The risk of development of schizophrenia is thrice in children who have suffered severe trauma as compared to normal children. The children who has undergone trauma can develop schizophrenia in later life, reveals a new study.
Formerly the research was focused on biological factors behind schizophrenia, bipolar and psychotic depression, but more proofs now indicate that they cannot be fully comprehended without taking into account experiences of individual patients.
Richard Bentall, professor at Liverpool's Institute of Psychology, Health and Society, who also led the study, commented: "The causes of psychotic disorders, particularly schizophrenia, are a source of controversy amongst psychiatrists, psychologists and doctors.
"There is also disagreement about how the disorders are defined. It's not unusual, for example, for a patient to be diagnosed with schizophrenia by one psychiatrist, but as bipolar by another," he said as per the journal Schizophrenia Bulletin.
The teams of researchers from Liverpool and Maastricht University, Netherlands, studied more than 27,000 research papers produced over 30 years, to collect data from three types of studies, says a Liverpool statement.

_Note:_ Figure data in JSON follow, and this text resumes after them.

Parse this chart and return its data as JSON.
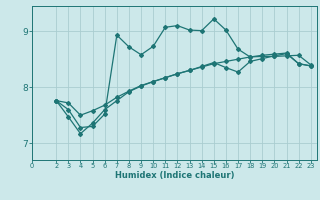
{
  "xlabel": "Humidex (Indice chaleur)",
  "bg_color": "#cce8ea",
  "grid_color": "#aacdd0",
  "line_color": "#1e7575",
  "x_ticks": [
    0,
    2,
    3,
    4,
    5,
    6,
    7,
    8,
    9,
    10,
    11,
    12,
    13,
    14,
    15,
    16,
    17,
    18,
    19,
    20,
    21,
    22,
    23
  ],
  "xlim": [
    0,
    23.5
  ],
  "ylim": [
    6.7,
    9.45
  ],
  "y_ticks": [
    7,
    8,
    9
  ],
  "curve1_x": [
    2,
    3,
    4,
    5,
    6,
    7,
    8,
    9,
    10,
    11,
    12,
    13,
    14,
    15,
    16,
    17,
    18,
    19,
    20,
    21,
    22,
    23
  ],
  "curve1_y": [
    7.76,
    7.72,
    7.5,
    7.58,
    7.68,
    7.82,
    7.93,
    8.03,
    8.1,
    8.17,
    8.24,
    8.3,
    8.36,
    8.42,
    8.46,
    8.5,
    8.54,
    8.57,
    8.59,
    8.61,
    8.42,
    8.38
  ],
  "curve2_x": [
    2,
    3,
    4,
    5,
    6,
    7,
    8,
    9,
    10,
    11,
    12,
    13,
    14,
    15,
    16,
    17,
    18,
    19,
    20,
    21,
    22,
    23
  ],
  "curve2_y": [
    7.76,
    7.6,
    7.28,
    7.3,
    7.52,
    8.93,
    8.72,
    8.58,
    8.73,
    9.07,
    9.1,
    9.02,
    9.01,
    9.22,
    9.02,
    8.68,
    8.54,
    8.55,
    8.55,
    8.56,
    8.57,
    8.4
  ],
  "curve3_x": [
    2,
    3,
    4,
    5,
    6,
    7,
    8,
    9,
    10,
    11,
    12,
    13,
    14,
    15,
    16,
    17,
    18,
    19,
    20,
    21,
    22,
    23
  ],
  "curve3_y": [
    7.76,
    7.47,
    7.17,
    7.36,
    7.6,
    7.76,
    7.92,
    8.02,
    8.1,
    8.17,
    8.24,
    8.3,
    8.37,
    8.44,
    8.35,
    8.27,
    8.46,
    8.51,
    8.56,
    8.6,
    8.42,
    8.38
  ]
}
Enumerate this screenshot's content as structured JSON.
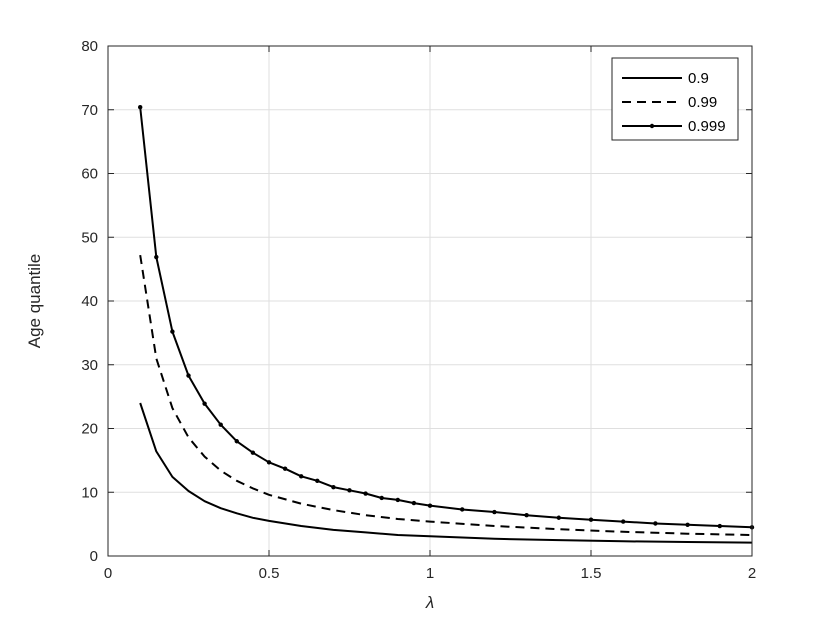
{
  "chart_data": {
    "type": "line",
    "xlabel": "λ",
    "ylabel": "Age quantile",
    "xlim": [
      0,
      2
    ],
    "ylim": [
      0,
      80
    ],
    "xticks": [
      0,
      0.5,
      1,
      1.5,
      2
    ],
    "xtick_labels": [
      "0",
      "0.5",
      "1",
      "1.5",
      "2"
    ],
    "yticks": [
      0,
      10,
      20,
      30,
      40,
      50,
      60,
      70,
      80
    ],
    "ytick_labels": [
      "0",
      "10",
      "20",
      "30",
      "40",
      "50",
      "60",
      "70",
      "80"
    ],
    "grid": true,
    "legend_position": "top-right",
    "series": [
      {
        "name": "0.9",
        "style": "solid",
        "markers": false,
        "color": "#000000",
        "x": [
          0.1,
          0.15,
          0.2,
          0.25,
          0.3,
          0.35,
          0.4,
          0.45,
          0.5,
          0.6,
          0.7,
          0.8,
          0.9,
          1.0,
          1.2,
          1.4,
          1.6,
          1.8,
          2.0
        ],
        "y": [
          24.0,
          16.4,
          12.4,
          10.2,
          8.6,
          7.5,
          6.7,
          6.0,
          5.5,
          4.7,
          4.1,
          3.7,
          3.3,
          3.1,
          2.7,
          2.5,
          2.3,
          2.2,
          2.1
        ]
      },
      {
        "name": "0.99",
        "style": "dashed",
        "markers": false,
        "color": "#000000",
        "x": [
          0.1,
          0.15,
          0.2,
          0.25,
          0.3,
          0.35,
          0.4,
          0.45,
          0.5,
          0.6,
          0.7,
          0.8,
          0.9,
          1.0,
          1.2,
          1.4,
          1.6,
          1.8,
          2.0
        ],
        "y": [
          47.2,
          31.0,
          23.2,
          18.6,
          15.6,
          13.4,
          11.8,
          10.6,
          9.6,
          8.2,
          7.2,
          6.4,
          5.8,
          5.4,
          4.7,
          4.2,
          3.8,
          3.5,
          3.3
        ]
      },
      {
        "name": "0.999",
        "style": "solid",
        "markers": true,
        "color": "#000000",
        "x": [
          0.1,
          0.15,
          0.2,
          0.25,
          0.3,
          0.35,
          0.4,
          0.45,
          0.5,
          0.55,
          0.6,
          0.65,
          0.7,
          0.75,
          0.8,
          0.85,
          0.9,
          0.95,
          1.0,
          1.1,
          1.2,
          1.3,
          1.4,
          1.5,
          1.6,
          1.7,
          1.8,
          1.9,
          2.0
        ],
        "y": [
          70.4,
          46.9,
          35.2,
          28.3,
          23.9,
          20.6,
          18.0,
          16.2,
          14.7,
          13.7,
          12.5,
          11.8,
          10.8,
          10.3,
          9.8,
          9.1,
          8.8,
          8.3,
          7.9,
          7.3,
          6.9,
          6.4,
          6.0,
          5.7,
          5.4,
          5.1,
          4.9,
          4.7,
          4.5
        ]
      }
    ]
  }
}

These data were related to the progress of children who have experienced adversity; studies of randomly selected members of the population; and research on psychotic patients who were questioned about their early childhood.
In all the three types of studies the outcome led to similar conclusions. Children who had suffered any type of trauma before 16 years were approximately three times more prone to become psychotic in adulthood in comparison to those selected arbitrarily from the masses
The children who were highly traumatized in their childhood were at a higher risk, in some cases up to 50 times increased risk, than those who has undergone a trauma of small extent.
Sexual abuse in childhood for instance was linked with hallucinations, whilst being brought up in a children's home was associated with paranoia.